Na Plaza Mayor, a praça central de Cusco, celebra-se todos os anos, no dia 24 de dezembro, o Santurantikuy. É uma mistura de palavras do espanhol com o quechua que, por uma tradução livre, entende-se como uma “venda santa”, no caso, uma mistura da cultura andina com a europeia da época de colônia. Nas vésperas do Natal essa praça se transforma em um imenso comércio livre de obras de arte, esculturas e artesanatos em geral; encontram-se muitos artigos para presépios bem originais e cheios de tradições da arte cusqunha. É bem impressionante! E, também, chegam à cidade famílias de camponeses, principalmente as mulheres, muito pobres, que vão em busca de vender suas ervas a preços bem baixos nesta feira e ficam ali, chegando a dormir na praça ao relento com seus filhos. É triste, mas felizmente muitos moradores e entidades lhes oferecem comida e algo quente para beber, tentando minimizar o sofrimento.

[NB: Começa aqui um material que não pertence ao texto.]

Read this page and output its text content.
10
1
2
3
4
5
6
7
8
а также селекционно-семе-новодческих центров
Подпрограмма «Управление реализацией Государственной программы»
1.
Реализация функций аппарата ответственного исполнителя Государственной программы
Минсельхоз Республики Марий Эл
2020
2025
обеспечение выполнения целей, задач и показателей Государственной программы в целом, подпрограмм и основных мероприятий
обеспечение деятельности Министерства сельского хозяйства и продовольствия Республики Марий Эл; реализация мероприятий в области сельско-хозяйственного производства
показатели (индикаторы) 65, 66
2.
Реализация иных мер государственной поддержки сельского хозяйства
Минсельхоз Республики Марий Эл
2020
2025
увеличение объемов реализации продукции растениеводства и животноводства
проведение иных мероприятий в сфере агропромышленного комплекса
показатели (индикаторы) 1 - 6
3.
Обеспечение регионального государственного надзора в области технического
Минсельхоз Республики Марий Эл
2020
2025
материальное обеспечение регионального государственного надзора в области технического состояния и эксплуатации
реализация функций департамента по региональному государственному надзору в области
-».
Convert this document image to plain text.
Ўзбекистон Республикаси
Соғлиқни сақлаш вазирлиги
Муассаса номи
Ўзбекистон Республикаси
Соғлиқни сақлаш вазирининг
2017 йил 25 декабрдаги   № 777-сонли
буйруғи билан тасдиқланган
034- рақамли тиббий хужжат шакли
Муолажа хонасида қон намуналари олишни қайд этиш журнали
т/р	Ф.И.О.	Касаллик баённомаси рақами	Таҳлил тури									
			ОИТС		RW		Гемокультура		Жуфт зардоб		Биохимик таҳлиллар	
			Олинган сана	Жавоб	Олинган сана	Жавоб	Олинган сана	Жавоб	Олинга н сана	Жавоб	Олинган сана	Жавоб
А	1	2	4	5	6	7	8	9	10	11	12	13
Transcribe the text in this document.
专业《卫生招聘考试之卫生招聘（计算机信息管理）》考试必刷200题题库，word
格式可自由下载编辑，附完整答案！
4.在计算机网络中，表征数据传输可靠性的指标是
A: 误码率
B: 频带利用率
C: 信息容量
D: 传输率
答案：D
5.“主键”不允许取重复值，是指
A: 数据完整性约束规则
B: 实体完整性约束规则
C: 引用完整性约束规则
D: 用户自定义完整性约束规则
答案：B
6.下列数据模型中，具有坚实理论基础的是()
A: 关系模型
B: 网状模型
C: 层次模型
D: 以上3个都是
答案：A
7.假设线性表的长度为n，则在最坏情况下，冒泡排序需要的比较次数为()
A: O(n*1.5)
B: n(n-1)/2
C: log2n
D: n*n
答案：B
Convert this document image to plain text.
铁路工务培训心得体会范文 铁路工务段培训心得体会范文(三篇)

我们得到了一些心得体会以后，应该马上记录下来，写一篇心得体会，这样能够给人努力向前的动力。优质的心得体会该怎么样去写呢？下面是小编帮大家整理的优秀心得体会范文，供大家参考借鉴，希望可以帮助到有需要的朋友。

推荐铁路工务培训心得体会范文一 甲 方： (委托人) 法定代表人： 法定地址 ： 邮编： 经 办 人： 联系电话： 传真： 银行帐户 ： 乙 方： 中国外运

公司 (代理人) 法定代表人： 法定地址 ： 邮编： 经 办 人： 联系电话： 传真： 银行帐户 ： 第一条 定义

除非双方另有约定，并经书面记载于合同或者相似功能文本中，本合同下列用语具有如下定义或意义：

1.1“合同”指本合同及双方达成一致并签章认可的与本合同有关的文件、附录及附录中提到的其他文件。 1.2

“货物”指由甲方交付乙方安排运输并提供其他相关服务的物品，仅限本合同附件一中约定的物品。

O presépio é muito importante neste país e existe um ritual que eles têm muita atenção e respeito quando o estão montando, que é não colocar o menino Jesus ou, simplesmente, cobri-lo com um pano, só tirando este pano ou colocando o menino Jesus sobre a manjedoura exatamente à meia-noite do dia 24 para 25 de dezembro. Nesta hora, quem tem essa função são as crianças e, neste momento, todos os familiares se abraçam. Existem muitos presépios que são representados com características bem andinas ou da selva. Tanto José e Maria quanto os três reis magos possuem roupas e fisionomias andinas e os animais são dos Andes, como as llamas e alpacas, ou da selva, fazendo dessa cena do nascimento de Jesus algo mais próximo da realidade peruana, gerando identificação com as pessoas daqui. Inclusive, na cidade de Chincha, onde se concentra grande parte dos imigrantes e peruanos negros do país, o “menino Negro” é celebrado com sapateado, música e violinos, em um Natal de raízes africanas. Todos trazem Jesus pra perto de si, dando a ele a sua aparência! Existe uma colônia imensa de chineses que ou se mantêm alheios a tudo isso ou incorporaram esse costume e o fazem igual aos peruanos.
À meia-noite, quando acontecem todos os rituais natalinos, escuta-se os sinos das inúmeras igrejas espalhadas por todo canto. A essa hora, muitos peruanos estão na Missa do Galo ou nas casas de seus familiares, assistindo à missa realizada pelo Papa e transmitida pela tevê. A comida é servida somente neste momento e, de maneira alguma, pode-se comer antes; é também quando é feita a entrega dos presentes das crianças e dos adultos e o nascimento de Jesus é celebrado com champanhe.
O jantar possui comidas típicas comuns no mundo todo como o peru, carne de porco, salada, arroz com passas ou arroz árabe, e também comidas típicas peruanas como o tamal, que é um pouco parecido com a pamonha, feito de milho e enrolado com folhas de bananeiras. Na selva, eles já comem outros, como a ceniza, uma espécie de carne seca daqui, e, assim, cada região com seu prato típico.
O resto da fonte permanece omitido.